先任の大岩康信がパウリスタ大通りにある、良く言えば二十五階建てのビジネスビル、悪く言えば雑居ビルに間借りするブラジル支社から失踪してから、既に一年近い時間が経過していた。
小峰は、その大岩という先任者の事を当然よく知っている。日本本社の輸出センターで、一時彼と同じ課に勤務していた事があったからだ。大岩は三十歳の後半に課長に昇格して、四〇歳になるとブラジル支社長に就任していた。入社が同期でありながら、小峰の方は昇格が彼よりも僅かに遅れていたが、結局大岩が謎の失踪をしてから、その南米事務所に転勤する事になってしまった。
南米での勤務に関わらず、国外の支社勤務者が輸出部から派遣されるのは、小峰の働く会社の常であったので、いつかは自分にもそのお鉢が回って来るとは考えていたが、友人とも言える前任者が失踪した後に、それをカバーするために自分が急遽派遣される事になった事に、小峰は何か因縁めいたものを感じていた。
とは言え、就任してからのこの一年間に、ブラジルにも慣れたし、南米の情勢も時間と共に何とか理解出来始めていた。しかし、失踪した大岩に関しては、全く手がかりがなかった。
当初から、総領事館に相談して地元の警察に捜査を依頼していたが、なんの情報も得られなかった。社内の従業員から聞いた話を何度まとめて見ても、大岩は勤務の途中に不意に蒸発してしまったのだとしか考えられなかった。
そんなある日、小峰は昼食のために外に出た。自分でも気づかない内に、あまり言葉の不自由を感じなくて済む、ある日本料理店の馴染み客の一人になっていたのだった。
食事を終わると、女房の和子のための誕生日のプレゼントを捜すのに、近くの店でウインドーを覗いていた。その時彼は、ウインドーのガラスに写った通りの反対側を、今しがた大岩らしい男の姿が通り過ぎたと思ったのだった。
失踪したはずの彼が、こんな所を歩いているのはまったく奇妙としかいいようのない事だった。見間違いだと思いながらも振り向いた時には、その大岩らしい人物が一人の日系女性と肩を寄せ合うようにしながら、パウリスタ大通りの方角に向かっているところだった。彼はその後を追った。何度も声をかけようと思って、二人の背中に近づいた。

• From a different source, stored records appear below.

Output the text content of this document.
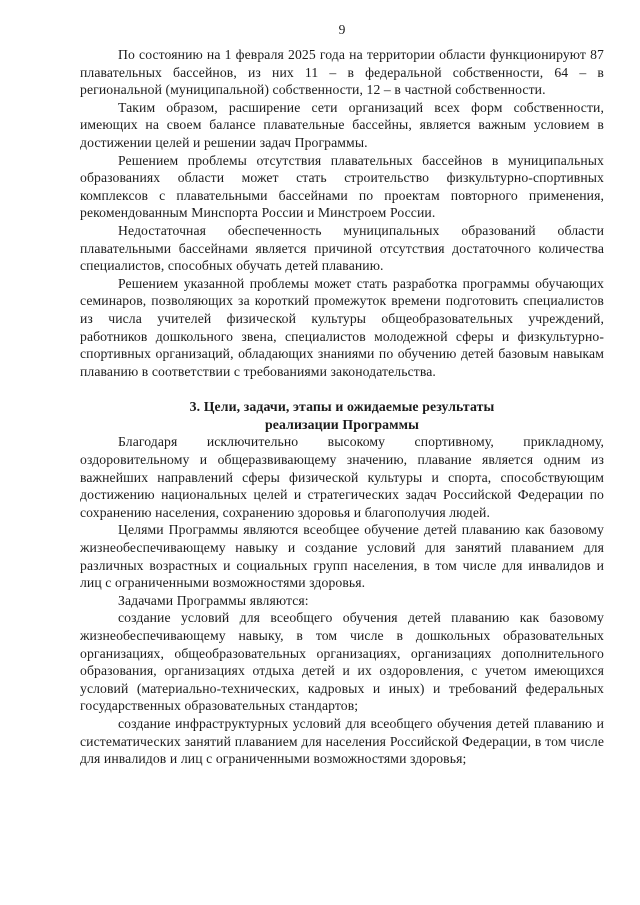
9

По состоянию на 1 февраля 2025 года на территории области функционируют 87 плавательных бассейнов, из них 11 – в федеральной собственности, 64 – в региональной (муниципальной) собственности, 12 – в частной собственности.

Таким образом, расширение сети организаций всех форм собственности, имеющих на своем балансе плавательные бассейны, является важным условием в достижении целей и решении задач Программы.

Решением проблемы отсутствия плавательных бассейнов в муниципальных образованиях области может стать строительство физкультурно-спортивных комплексов с плавательными бассейнами по проектам повторного применения, рекомендованным Минспорта России и Минстроем России.

Недостаточная обеспеченность муниципальных образований области плавательными бассейнами является причиной отсутствия достаточного количества специалистов, способных обучать детей плаванию.

Решением указанной проблемы может стать разработка программы обучающих семинаров, позволяющих за короткий промежуток времени подготовить специалистов из числа учителей физической культуры общеобразовательных учреждений, работников дошкольного звена, специалистов молодежной сферы и физкультурно-спортивных организаций, обладающих знаниями по обучению детей базовым навыкам плаванию в соответствии с требованиями законодательства.

3. Цели, задачи, этапы и ожидаемые результаты
реализации Программы

Благодаря исключительно высокому спортивному, прикладному, оздоровительному и общеразвивающему значению, плавание является одним из важнейших направлений сферы физической культуры и спорта, способствующим достижению национальных целей и стратегических задач Российской Федерации по сохранению населения, сохранению здоровья и благополучия людей.

Целями Программы являются всеобщее обучение детей плаванию как базовому жизнеобеспечивающему навыку и создание условий для занятий плаванием для различных возрастных и социальных групп населения, в том числе для инвалидов и лиц с ограниченными возможностями здоровья.

Задачами Программы являются:

создание условий для всеобщего обучения детей плаванию как базовому жизнеобеспечивающему навыку, в том числе в дошкольных образовательных организациях, общеобразовательных организациях, организациях дополнительного образования, организациях отдыха детей и их оздоровления, с учетом имеющихся условий (материально-технических, кадровых и иных) и требований федеральных государственных образовательных стандартов;

создание инфраструктурных условий для всеобщего обучения детей плаванию и систематических занятий плаванием для населения Российской Федерации, в том числе для инвалидов и лиц с ограниченными возможностями здоровья;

しかし、人違いかもしれないという自分の躊躇を押し殺すように、小峰が最後に試みようとした行動をまるで無視するかのように、二人がタクシーの中に入ってどこかに行ってしまう方が早かった。しかし、二人がタクシーに乗る前に交わしていた言葉を、その時小峰ははっきりと聞いていたのだった。それは「ナミちゃん、早行こうな」という、小峰がよく知っている大岩の大阪弁だったのだ。

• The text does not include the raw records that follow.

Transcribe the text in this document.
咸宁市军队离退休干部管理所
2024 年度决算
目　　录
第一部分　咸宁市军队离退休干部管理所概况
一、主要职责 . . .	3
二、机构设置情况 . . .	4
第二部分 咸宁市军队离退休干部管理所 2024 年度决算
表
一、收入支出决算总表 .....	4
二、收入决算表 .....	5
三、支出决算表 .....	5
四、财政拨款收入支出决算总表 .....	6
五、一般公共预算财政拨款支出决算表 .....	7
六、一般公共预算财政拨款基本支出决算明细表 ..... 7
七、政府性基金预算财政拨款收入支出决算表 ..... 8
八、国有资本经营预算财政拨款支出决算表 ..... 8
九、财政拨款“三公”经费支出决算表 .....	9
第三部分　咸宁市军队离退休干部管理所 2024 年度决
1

それから、一年以上が過ぎていた。それっきり、大岩が自分の前に現われる事もなかったし、警察からも何の情報も無かった。自分が見た大岩の姿は幻であったかもしれないと、考える日が多くなった。
確かに大阪弁を自分の耳で聞いたし、奈美という、大岩と彼が共に贔屓にしていた大阪の飲み屋の、ママの名前も自分の耳で聞いていた。しかし、それが全て幻覚だったという可能性も否定出来なかった。自分が今いる所は、南米ブラジルのサンパウロという大都会の、しかも大ビジネス街のど真中だった。
◎
それからしばらくたったある日、彼は事務所のあるビルの最上階まで行ってみようと急に思いたっていた。なんとなく、あまり行った事のない最上階から、下界の景色を見るのも、決して悪い事では無いと思ったからだ。

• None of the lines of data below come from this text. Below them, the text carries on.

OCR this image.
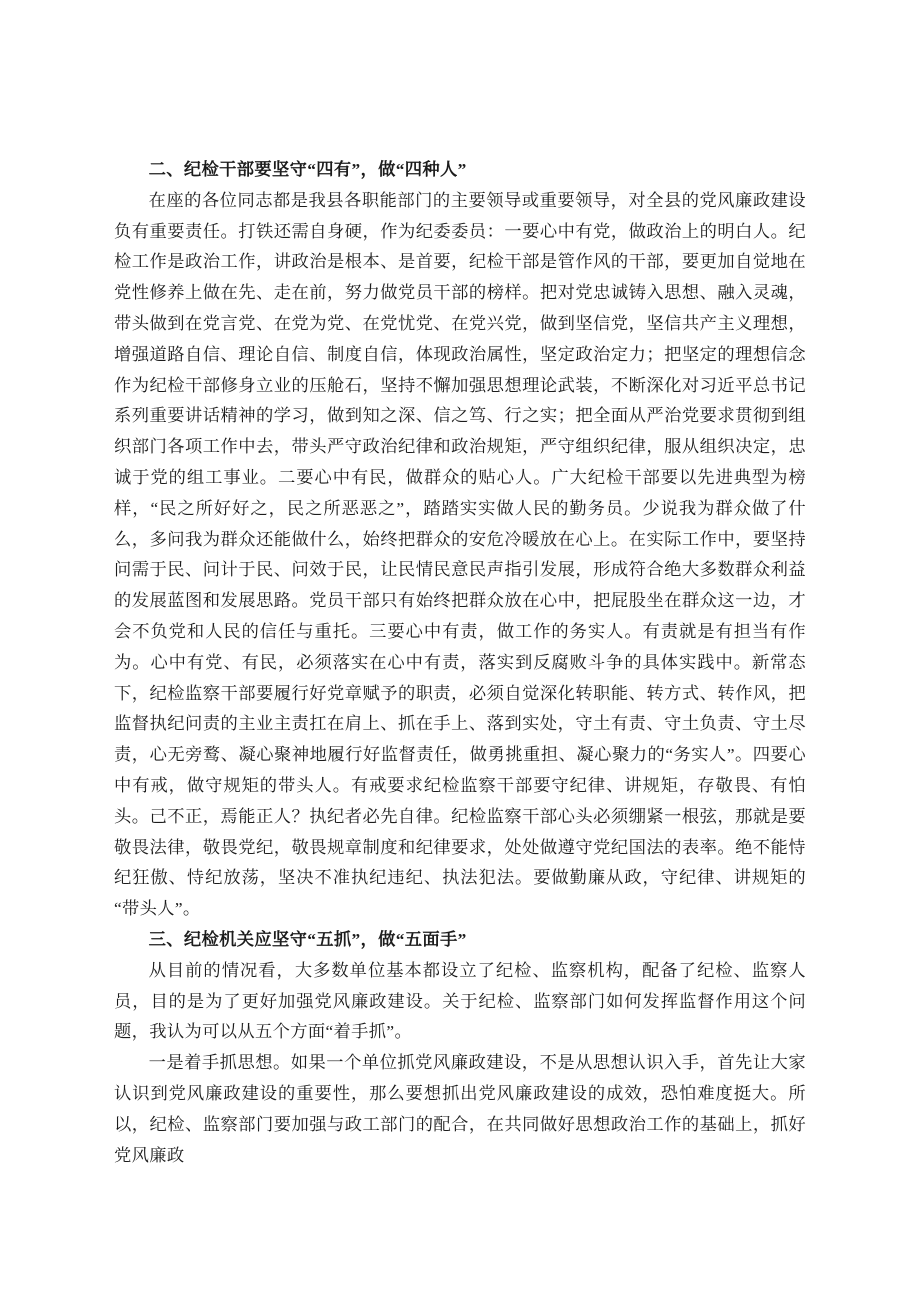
二、纪检干部要坚守“四有”，做“四种人”

在座的各位同志都是我县各职能部门的主要领导或重要领导，对全县的党风廉政建设负有重要责任。打铁还需自身硬，作为纪委委员：一要心中有党，做政治上的明白人。纪检工作是政治工作，讲政治是根本、是首要，纪检干部是管作风的干部，要更加自觉地在党性修养上做在先、走在前，努力做党员干部的榜样。把对党忠诚铸入思想、融入灵魂，带头做到在党言党、在党为党、在党忧党、在党兴党，做到坚信党，坚信共产主义理想，增强道路自信、理论自信、制度自信，体现政治属性，坚定政治定力；把坚定的理想信念作为纪检干部修身立业的压舱石，坚持不懈加强思想理论武装，不断深化对习近平总书记系列重要讲话精神的学习，做到知之深、信之笃、行之实；把全面从严治党要求贯彻到组织部门各项工作中去，带头严守政治纪律和政治规矩，严守组织纪律，服从组织决定，忠诚于党的组工事业。二要心中有民，做群众的贴心人。广大纪检干部要以先进典型为榜样，“民之所好好之，民之所恶恶之”，踏踏实实做人民的勤务员。少说我为群众做了什么，多问我为群众还能做什么，始终把群众的安危冷暖放在心上。在实际工作中，要坚持问需于民、问计于民、问效于民，让民情民意民声指引发展，形成符合绝大多数群众利益的发展蓝图和发展思路。党员干部只有始终把群众放在心中，把屁股坐在群众这一边，才会不负党和人民的信任与重托。三要心中有责，做工作的务实人。有责就是有担当有作为。心中有党、有民，必须落实在心中有责，落实到反腐败斗争的具体实践中。新常态下，纪检监察干部要履行好党章赋予的职责，必须自觉深化转职能、转方式、转作风，把监督执纪问责的主业主责扛在肩上、抓在手上、落到实处，守土有责、守土负责、守土尽责，心无旁鹜、凝心聚神地履行好监督责任，做勇挑重担、凝心聚力的“务实人”。四要心中有戒，做守规矩的带头人。有戒要求纪检监察干部要守纪律、讲规矩，存敬畏、有怕头。己不正，焉能正人？执纪者必先自律。纪检监察干部心头必须绷紧一根弦，那就是要敬畏法律，敬畏党纪，敬畏规章制度和纪律要求，处处做遵守党纪国法的表率。绝不能恃纪狂傲、恃纪放荡，坚决不准执纪违纪、执法犯法。要做勤廉从政，守纪律、讲规矩的“带头人”。

三、纪检机关应坚守“五抓”，做“五面手”

从目前的情况看，大多数单位基本都设立了纪检、监察机构，配备了纪检、监察人员，目的是为了更好加强党风廉政建设。关于纪检、监察部门如何发挥监督作用这个问题，我认为可以从五个方面“着手抓”。

一是着手抓思想。如果一个单位抓党风廉政建设，不是从思想认识入手，首先让大家认识到党风廉政建设的重要性，那么要想抓出党风廉政建设的成效，恐怕难度挺大。所以，纪检、监察部门要加强与政工部门的配合，在共同做好思想政治工作的基础上，抓好党风廉政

エレベータのドアが開くと、そこは廊下だった。前に来た時と、どこか様子が変わっているような気持ちがした。薄暗いその廊下の奥にあったはずの弁護士事務所が見つからなかった。そのまま、その廊下を左に曲がると、その奥に日本語で書かれた飲み屋らしい看板が見えた。よく見れば、それは「スナック 奈美」の看板だった。大阪の〈スナック ナミ〉……、彼は立ち尽くんだまま、ただ呆然としていた。そして、スナックのドアから、あの大岩とナミの二人が現われ、廊下で彼らとすれ違がった瞬間に、ナミというママが、大岩のブラジル転勤を苦にして睡眠薬自殺したという噂を、以前に聞いていた事を思い出していたのだった。